In 2020, however, McMahon had another approach when it came to increasing viewership. By starting the season soon after the NFL season ended, McMahon hoped to attract fans eager for more football, which he partially succeeded in doing. D.C.’s XFL team, the Defenders, was selling tickets ranging from 24 to 170 dollars while it’s NFL counterpart, the Washington Redskins, was selling tickets for as low as four dollars last fall. 

“I personally had no interest in the XFL after the season ended, but I can see why it was so exciting for many fans”

Alex Camel-Toueg, a self-proclaimed Redskins superfan and WIS junior

What does the future hold for XFL players?

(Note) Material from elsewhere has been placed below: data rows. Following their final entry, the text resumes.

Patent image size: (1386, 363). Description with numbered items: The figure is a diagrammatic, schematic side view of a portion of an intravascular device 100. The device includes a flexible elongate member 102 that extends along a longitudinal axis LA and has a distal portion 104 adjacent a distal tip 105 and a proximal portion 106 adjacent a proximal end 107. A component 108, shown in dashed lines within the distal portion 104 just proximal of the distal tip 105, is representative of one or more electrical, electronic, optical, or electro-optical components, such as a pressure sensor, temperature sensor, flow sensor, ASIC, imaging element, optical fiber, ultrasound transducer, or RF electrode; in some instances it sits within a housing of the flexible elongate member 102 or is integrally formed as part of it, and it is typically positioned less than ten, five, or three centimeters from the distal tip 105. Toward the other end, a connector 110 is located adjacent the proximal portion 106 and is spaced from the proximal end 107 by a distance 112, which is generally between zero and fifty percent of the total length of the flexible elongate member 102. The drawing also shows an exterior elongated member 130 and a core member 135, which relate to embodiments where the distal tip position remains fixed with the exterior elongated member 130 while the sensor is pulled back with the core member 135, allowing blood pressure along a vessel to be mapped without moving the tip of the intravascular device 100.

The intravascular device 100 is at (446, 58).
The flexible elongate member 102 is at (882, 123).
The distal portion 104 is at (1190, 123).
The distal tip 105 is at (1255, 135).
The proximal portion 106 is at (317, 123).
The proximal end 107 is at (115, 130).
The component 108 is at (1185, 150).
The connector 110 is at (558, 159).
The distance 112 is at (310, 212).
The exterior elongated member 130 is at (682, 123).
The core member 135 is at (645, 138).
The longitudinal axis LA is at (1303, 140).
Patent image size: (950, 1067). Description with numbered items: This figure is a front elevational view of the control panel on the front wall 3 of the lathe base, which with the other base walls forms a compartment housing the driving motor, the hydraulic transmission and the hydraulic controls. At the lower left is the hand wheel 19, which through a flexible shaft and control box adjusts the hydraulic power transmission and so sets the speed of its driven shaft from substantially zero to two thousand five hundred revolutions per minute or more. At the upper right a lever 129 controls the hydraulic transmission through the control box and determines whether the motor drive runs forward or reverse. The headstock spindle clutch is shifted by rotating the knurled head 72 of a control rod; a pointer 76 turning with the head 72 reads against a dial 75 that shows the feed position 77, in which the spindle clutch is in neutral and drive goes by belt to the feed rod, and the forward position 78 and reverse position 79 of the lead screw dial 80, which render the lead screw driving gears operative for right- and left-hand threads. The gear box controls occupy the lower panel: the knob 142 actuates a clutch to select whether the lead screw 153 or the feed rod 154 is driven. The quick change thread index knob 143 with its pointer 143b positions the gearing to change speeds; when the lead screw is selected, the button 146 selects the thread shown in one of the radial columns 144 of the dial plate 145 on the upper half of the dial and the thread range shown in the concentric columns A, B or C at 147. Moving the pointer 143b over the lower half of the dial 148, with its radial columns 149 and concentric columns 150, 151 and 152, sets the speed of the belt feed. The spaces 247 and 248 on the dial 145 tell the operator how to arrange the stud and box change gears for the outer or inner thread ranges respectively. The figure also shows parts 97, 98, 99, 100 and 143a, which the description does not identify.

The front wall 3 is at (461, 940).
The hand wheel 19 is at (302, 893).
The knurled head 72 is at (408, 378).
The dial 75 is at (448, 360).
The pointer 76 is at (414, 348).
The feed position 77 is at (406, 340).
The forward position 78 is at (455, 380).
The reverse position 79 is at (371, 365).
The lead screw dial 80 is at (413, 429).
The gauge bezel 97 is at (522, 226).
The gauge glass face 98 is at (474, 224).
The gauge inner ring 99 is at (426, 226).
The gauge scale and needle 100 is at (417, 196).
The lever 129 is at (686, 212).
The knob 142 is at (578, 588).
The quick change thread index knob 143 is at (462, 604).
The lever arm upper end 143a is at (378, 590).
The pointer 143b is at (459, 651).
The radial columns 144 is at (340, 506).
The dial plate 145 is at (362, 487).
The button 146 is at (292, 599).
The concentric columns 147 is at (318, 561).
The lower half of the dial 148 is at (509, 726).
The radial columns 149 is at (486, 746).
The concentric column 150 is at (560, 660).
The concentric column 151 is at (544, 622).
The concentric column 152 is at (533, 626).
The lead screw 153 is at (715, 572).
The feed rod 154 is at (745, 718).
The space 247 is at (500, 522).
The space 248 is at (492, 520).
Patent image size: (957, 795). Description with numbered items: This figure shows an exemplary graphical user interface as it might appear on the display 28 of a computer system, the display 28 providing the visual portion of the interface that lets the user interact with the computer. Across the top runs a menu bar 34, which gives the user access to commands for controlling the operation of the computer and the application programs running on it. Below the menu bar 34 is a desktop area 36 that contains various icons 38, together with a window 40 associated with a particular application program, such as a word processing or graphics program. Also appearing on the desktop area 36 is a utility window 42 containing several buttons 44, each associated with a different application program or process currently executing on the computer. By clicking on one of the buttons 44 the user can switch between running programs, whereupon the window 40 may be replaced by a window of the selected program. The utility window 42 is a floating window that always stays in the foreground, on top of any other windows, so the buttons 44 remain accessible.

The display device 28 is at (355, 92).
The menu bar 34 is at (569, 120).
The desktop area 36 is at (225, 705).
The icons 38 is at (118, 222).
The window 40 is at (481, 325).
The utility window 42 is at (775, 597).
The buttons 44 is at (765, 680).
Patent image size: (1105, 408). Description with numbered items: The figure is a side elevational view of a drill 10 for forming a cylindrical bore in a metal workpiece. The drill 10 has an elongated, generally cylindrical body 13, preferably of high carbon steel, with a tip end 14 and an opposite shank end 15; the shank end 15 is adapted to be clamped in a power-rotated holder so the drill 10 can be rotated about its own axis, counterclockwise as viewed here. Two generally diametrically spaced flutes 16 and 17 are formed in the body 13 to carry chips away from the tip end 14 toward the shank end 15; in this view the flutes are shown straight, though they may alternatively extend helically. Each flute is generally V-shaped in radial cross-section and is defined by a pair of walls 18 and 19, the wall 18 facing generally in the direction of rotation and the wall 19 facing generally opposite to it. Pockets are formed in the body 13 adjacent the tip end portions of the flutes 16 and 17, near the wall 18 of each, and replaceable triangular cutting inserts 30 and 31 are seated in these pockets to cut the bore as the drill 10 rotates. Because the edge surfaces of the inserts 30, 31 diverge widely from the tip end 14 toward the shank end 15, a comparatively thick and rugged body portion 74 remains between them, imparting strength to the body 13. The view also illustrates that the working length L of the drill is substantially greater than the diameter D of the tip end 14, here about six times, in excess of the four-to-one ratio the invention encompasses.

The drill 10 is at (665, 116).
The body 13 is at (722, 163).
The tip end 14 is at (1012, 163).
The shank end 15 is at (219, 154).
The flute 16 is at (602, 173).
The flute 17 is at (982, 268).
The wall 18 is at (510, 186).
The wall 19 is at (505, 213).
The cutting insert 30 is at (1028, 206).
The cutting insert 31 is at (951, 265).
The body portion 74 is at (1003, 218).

The XFL was seen as a second chance for many players who didn’t make it to the NFL, and when the season officially ended NFL teams were allowed to sign former XFL players for the following NFL season. The most notable signing was P.J. Walker who had been released from the Indianapolis Colts after only two years. He went on to lead the XFL in passing yards and touchdowns while playing for the Houston Roughnecks and is now a backup quarterback for the Carolina Panthers. 

Although there are a handful of players who received NFL contracts, most will not be able to play professional football again without the XFL. Quarterback Josh Johnson, who has played for 13 different NFL teams over his 12-year professional football career, has likely seen the end of his football career after his lone season with the Los Angeles Wildcats.

Vince McMahon once said in an interview, “If I lived through whatever the adversarial position was, I won. No matter what happens, if I’m still breathing in and out, I won.” The XFL is sadly dead but McMahon isn’t, so there is always a chance the XFL will reappear in the future.